Day: June 25, 2011

Special Topics In Calamity Physics

Special Topics in Calamity Physics

Special Topics in Calamity Physics cover

I finally got around to reading “Special Topics in Calamity Physics” by Marisha Pessl.  It was published in 2006 and is the author’s first published novel.  According to Wikipedia (not the most truthful of all sources), Pessl had several attempts that failed at getting published.

The book is often compared to “The Secret History” by Donna Tartt, which I have also read.  I don’t know that that is a fair comparison, although while reading this book, the comparison did cross my mind. Ultimately, the books are quite different, and I think that any association is just because our minds work well with analogy and similarity.

Personally, I think this book draws from an autobiographical standpoint.  Pessl was born in Michigan and went to a private, co-ed school in Asheville, NC. This is very much like the main character of the book, Blue van Meer.  The dust jacket describes Blue in this fashion:

“….a brainy, deadpan, and preternaturally erudite girl who, after traveling from one remote academic outpost to another with her professor father, has a head crammed full of literary, philosophical, and scientific knowledge.  (She is also a film buff and can recite pi out to sixty-five decimal places).  When she is sixteen, due to certain nuclear events, her previously dull life is forever transformed.”

The book is told from the point of view of Blue.  And Blue will consistently and thoroughly inundate the reader with a variety of “references.”  Some people might find this tedious.  Unless you’re a reader of such an appetite like Blue, then you will probably find that her endless quoting of books she’s read is overbearing.  However, I didn’t mind at all, and frankly, enjoyed most of those parts as much as or more than the storyline itself.  What the dust jacket said about Blue is accurate, especially the point about Blue being “deadpan.”  She is often shy and socially-inept which appears throughout the book as a deadpan innocence.
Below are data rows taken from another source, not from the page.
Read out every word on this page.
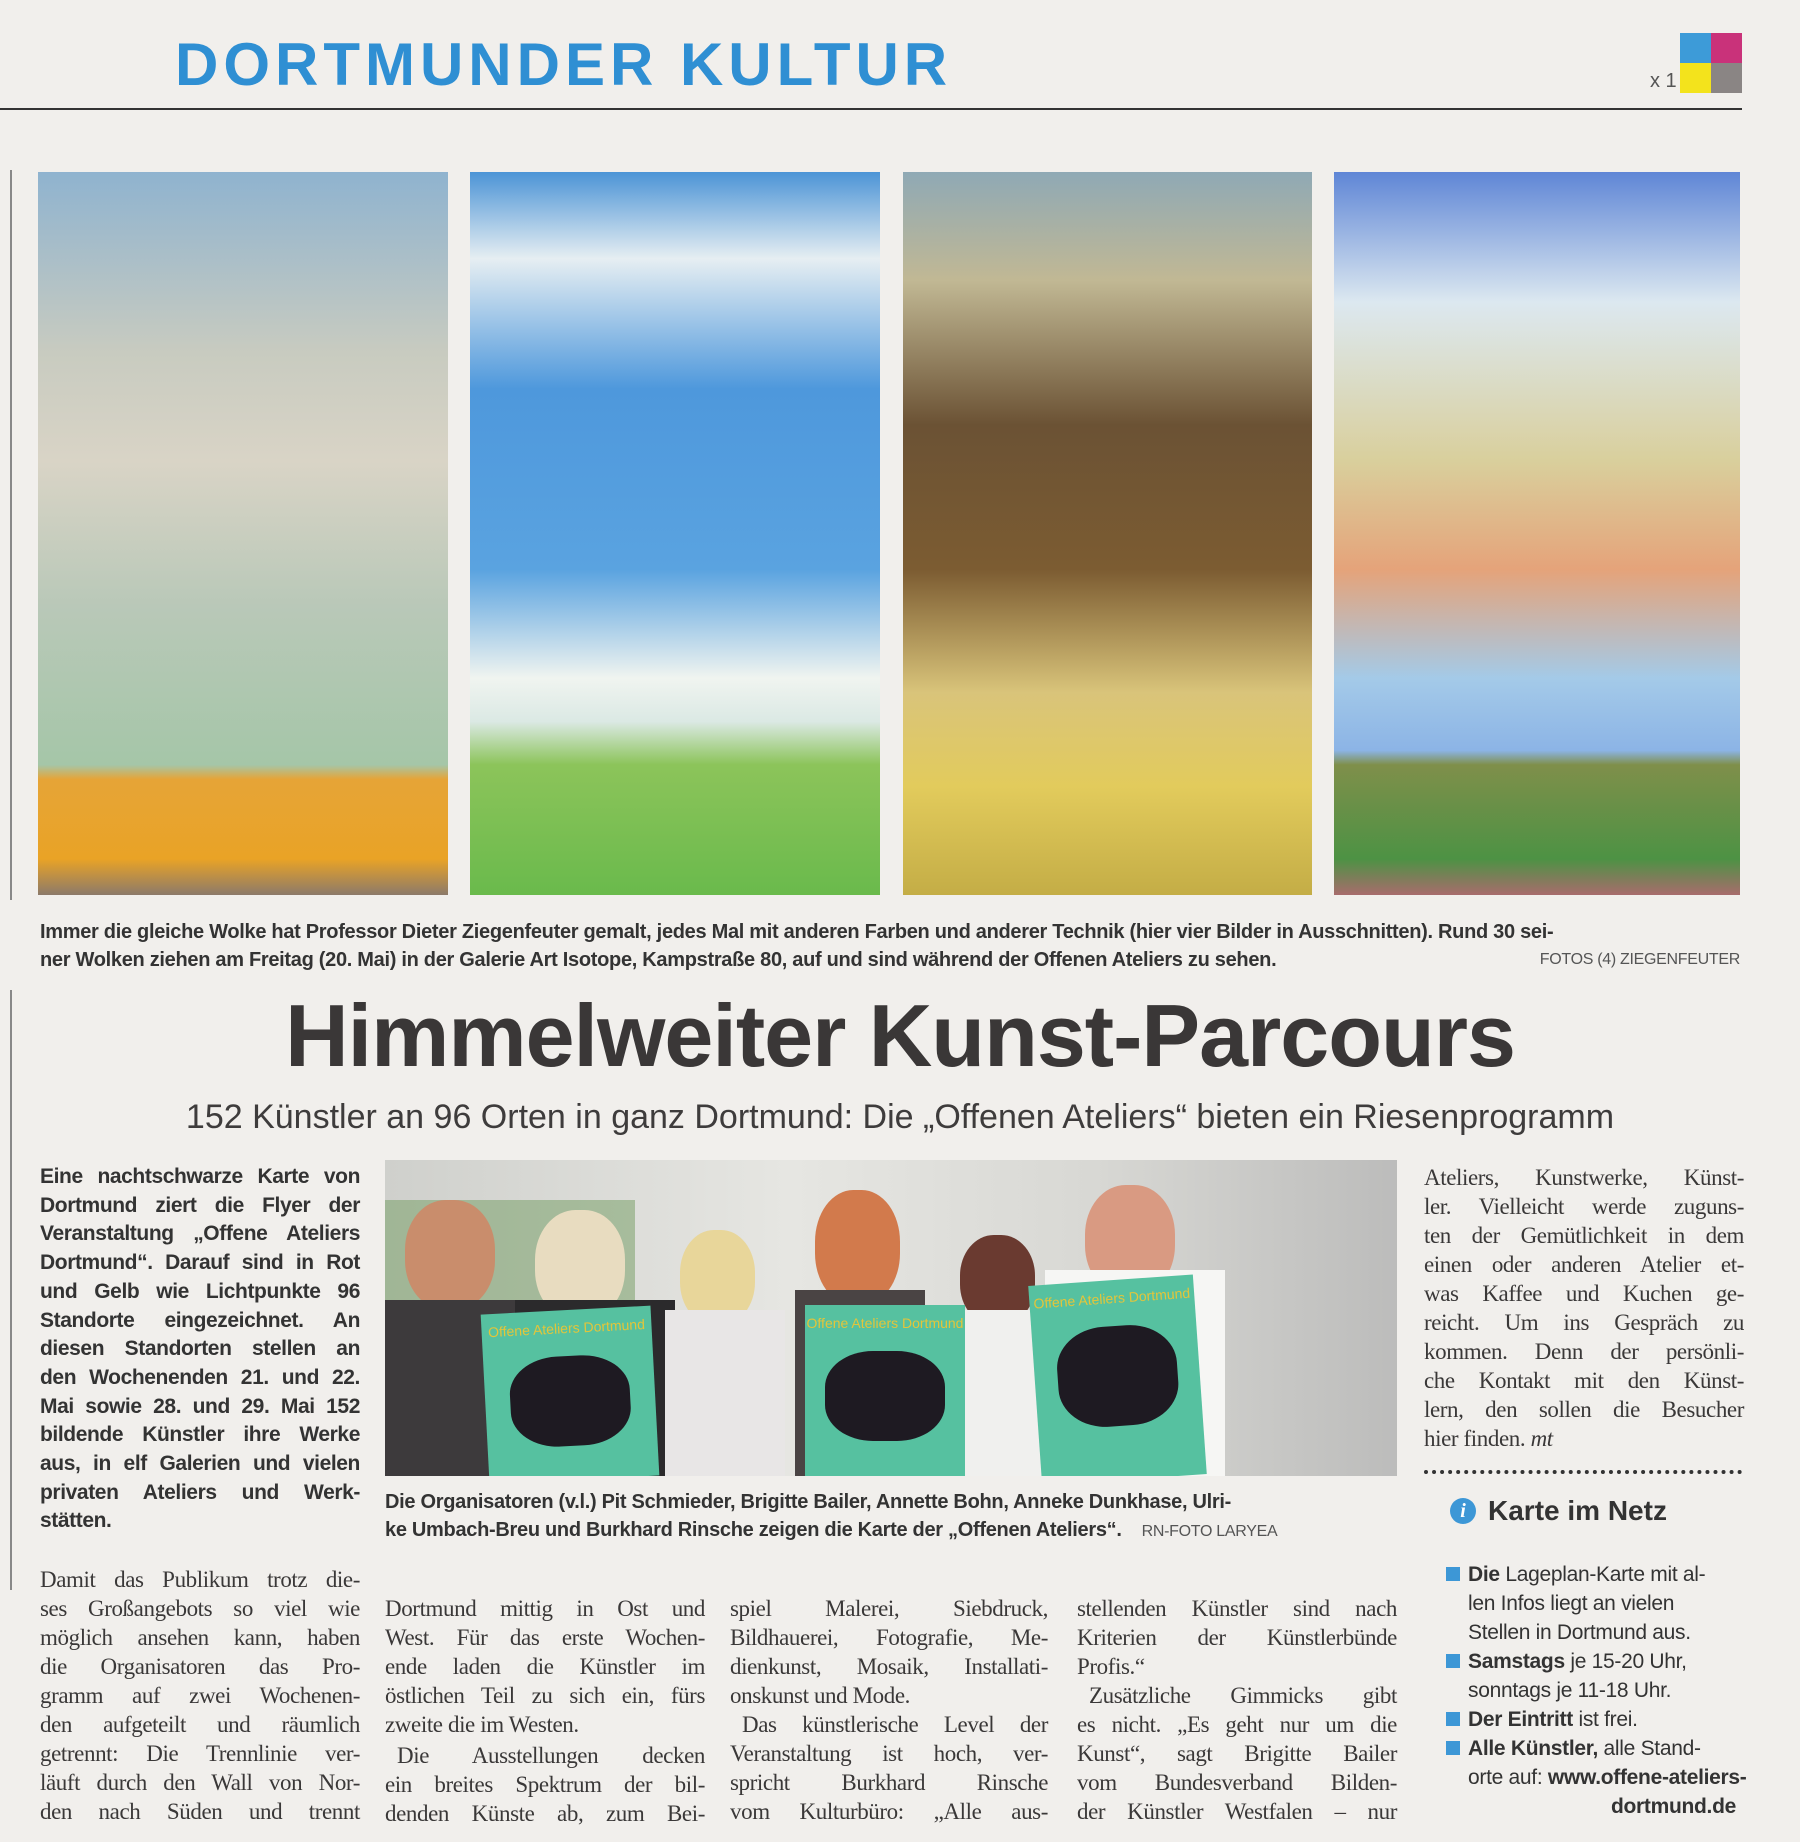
DORTMUNDER KULTUR	x 1
Immer die gleiche Wolke hat Professor Dieter Ziegenfeuter gemalt, jedes Mal mit anderen Farben und anderer Technik (hier vier Bilder in Ausschnitten). Rund 30 sei-
ner Wolken ziehen am Freitag (20. Mai) in der Galerie Art Isotope, Kampstraße 80, auf und sind während der Offenen Ateliers zu sehen.	FOTOS (4) ZIEGENFEUTER
Himmelweiter Kunst-Parcours
152 Künstler an 96 Orten in ganz Dortmund: Die „Offenen Ateliers“ bieten ein Riesenprogramm
Eine nachtschwarze Karte von
Dortmund ziert die Flyer der
Veranstaltung „Offene Ateliers
Dortmund“. Darauf sind in Rot
und Gelb wie Lichtpunkte 96
Standorte eingezeichnet. An
diesen Standorten stellen an
den Wochenenden 21. und 22.
Mai sowie 28. und 29. Mai 152
bildende Künstler ihre Werke
aus, in elf Galerien und vielen
privaten Ateliers und Werk-
stätten.
Offene Ateliers Dortmund	Offene Ateliers Dortmund
Offene Ateliers Dortmund
Die Organisatoren (v.l.) Pit Schmieder, Brigitte Bailer, Annette Bohn, Anneke Dunkhase, Ulri-
ke Umbach-Breu und Burkhard Rinsche zeigen die Karte der „Offenen Ateliers“. RN-FOTO LARYEA
Ateliers, Kunstwerke, Künst-
ler. Vielleicht werde zuguns-
ten der Gemütlichkeit in dem
einen oder anderen Atelier et-
was Kaffee und Kuchen ge-
reicht. Um ins Gespräch zu
kommen. Denn der persönli-
che Kontakt mit den Künst-
lern, den sollen die Besucher
hier finden. mt
i Karte im Netz
Die Lageplan-Karte mit al-
len Infos liegt an vielen
Stellen in Dortmund aus.
Samstags je 15-20 Uhr,
sonntags je 11-18 Uhr.
Der Eintritt ist frei.
Alle Künstler, alle Stand-
orte auf: www.offene-ateliers-
dortmund.de
Damit das Publikum trotz die-
ses Großangebots so viel wie
möglich ansehen kann, haben
die Organisatoren das Pro-
gramm auf zwei Wochenen-
den aufgeteilt und räumlich
getrennt: Die Trennlinie ver-
läuft durch den Wall von Nor-
den nach Süden und trennt
Dortmund mittig in Ost und
West. Für das erste Wochen-
ende laden die Künstler im
östlichen Teil zu sich ein, fürs
zweite die im Westen.
Die Ausstellungen decken
ein breites Spektrum der bil-
denden Künste ab, zum Bei-
spiel Malerei, Siebdruck,
Bildhauerei, Fotografie, Me-
dienkunst, Mosaik, Installati-
onskunst und Mode.
Das künstlerische Level der
Veranstaltung ist hoch, ver-
spricht Burkhard Rinsche
vom Kulturbüro: „Alle aus-
stellenden Künstler sind nach
Kriterien der Künstlerbünde
Profis.“
Zusätzliche Gimmicks gibt
es nicht. „Es geht nur um die
Kunst“, sagt Brigitte Bailer
vom Bundesverband Bilden-
der Künstler Westfalen – nur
Overall, its a good book, and that is looking at it from a distance.  As you get closer to the book, its not quite as good as one thinks that it is.  Its certainly not a bad book, but it just isn’t on par with great books.  One of my main thoughts about this book is that Pessl was never really certain where the story was going – as if she just sat down to write, using her life as a vague guide, and just wrote whatever hoping the storyline would fall in step.  It kind of does and it doesn’t all at once.  The book seems like a real investigation of the relationship between Blue and her father and their nomadic lifestyle across the USA.  A reader might expect that the book would be focusing on Blue’s struggles to get accepted at Harvard University.  However, somewhere in the second half of the book, the book veers off this course and there are a couple of dead bodies and suddenly its a murder mystery – but without the suspense and thrill.  A whole pack of characters (Blue’s peers at school) are heavily developed, reworked, reworked again, and then discarded as meaningless and with distaste.  And in the end, the reader feels a bit unsatisfied because there are several items left unsaid, which, frankly, someone ought to just say, but we are left to surmise on our own. In this type of book, I do not think leaving things unsaid or incomplete works.
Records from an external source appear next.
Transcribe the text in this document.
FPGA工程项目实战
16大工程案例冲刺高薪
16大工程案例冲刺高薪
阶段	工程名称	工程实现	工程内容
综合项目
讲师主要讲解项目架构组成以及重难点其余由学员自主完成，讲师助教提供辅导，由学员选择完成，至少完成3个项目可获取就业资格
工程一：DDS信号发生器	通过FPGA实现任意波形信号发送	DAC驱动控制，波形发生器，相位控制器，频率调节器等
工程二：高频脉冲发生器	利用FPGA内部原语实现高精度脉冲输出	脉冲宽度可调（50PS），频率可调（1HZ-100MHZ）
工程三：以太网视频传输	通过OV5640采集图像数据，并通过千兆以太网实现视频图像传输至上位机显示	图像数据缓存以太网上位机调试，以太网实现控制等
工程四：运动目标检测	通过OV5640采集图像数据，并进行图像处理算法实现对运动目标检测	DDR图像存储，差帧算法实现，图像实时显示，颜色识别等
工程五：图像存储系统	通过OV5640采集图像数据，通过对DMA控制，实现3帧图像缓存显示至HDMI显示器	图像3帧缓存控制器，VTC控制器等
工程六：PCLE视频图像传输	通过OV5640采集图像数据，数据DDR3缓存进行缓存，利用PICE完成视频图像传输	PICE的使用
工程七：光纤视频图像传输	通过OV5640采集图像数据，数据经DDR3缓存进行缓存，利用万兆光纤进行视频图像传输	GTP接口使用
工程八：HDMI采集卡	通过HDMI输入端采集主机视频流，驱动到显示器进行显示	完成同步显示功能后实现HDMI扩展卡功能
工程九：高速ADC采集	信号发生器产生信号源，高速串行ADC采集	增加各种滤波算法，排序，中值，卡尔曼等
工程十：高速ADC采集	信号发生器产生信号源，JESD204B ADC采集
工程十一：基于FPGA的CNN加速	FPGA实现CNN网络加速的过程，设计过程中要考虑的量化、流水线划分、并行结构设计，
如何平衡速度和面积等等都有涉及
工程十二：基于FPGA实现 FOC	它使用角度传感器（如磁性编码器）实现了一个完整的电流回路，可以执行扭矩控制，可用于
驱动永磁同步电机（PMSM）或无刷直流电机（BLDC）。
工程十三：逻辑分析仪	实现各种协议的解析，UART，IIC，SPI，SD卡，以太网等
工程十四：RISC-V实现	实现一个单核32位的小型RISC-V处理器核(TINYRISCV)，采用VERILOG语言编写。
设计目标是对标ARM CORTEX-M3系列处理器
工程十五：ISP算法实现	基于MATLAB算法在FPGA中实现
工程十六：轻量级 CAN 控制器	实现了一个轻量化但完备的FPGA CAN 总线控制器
One of the pitfalls that Pessl falls in from time to time is the over-metaphoring of things.  Sometimes, when trying to write as a genius, erudite Blue, Pessl describes something or someone or some event with a bit too much metaphor.  Its easy to fall into this – thinking that everything has to be over-metaphored.  Overall, though, Pessl keeps most of it witty and/or interesting. But sometimes it does get tedious. Its a tough balance to strike, and I can see how Pessl overdid it. What I cannot see, is why the editors did not point some of this out.

There are some hysterical lines in the book, though.  At several of them, I penciled in “LOL” so that whomever reads this copy next will know that I agree that these lines are amusing. Sometimes such lines are both witty and also demonstrate that Pessl does have a knack for describing the awkward and thoroughly human moments that people experience.  For example, driving to a house, Blue shares:

“At the end of this nauseating parade of woods and pastures and nameless dirt roads… I’d find not a house, but a black door barred by a velvet rope, a man with a clipboard who’d look me over and, when ascertaining I didn’t know Frank or Errol or Sammy personally (nor any other titan of entertainment), would declare me unfit to enter, by inference, to continue living.”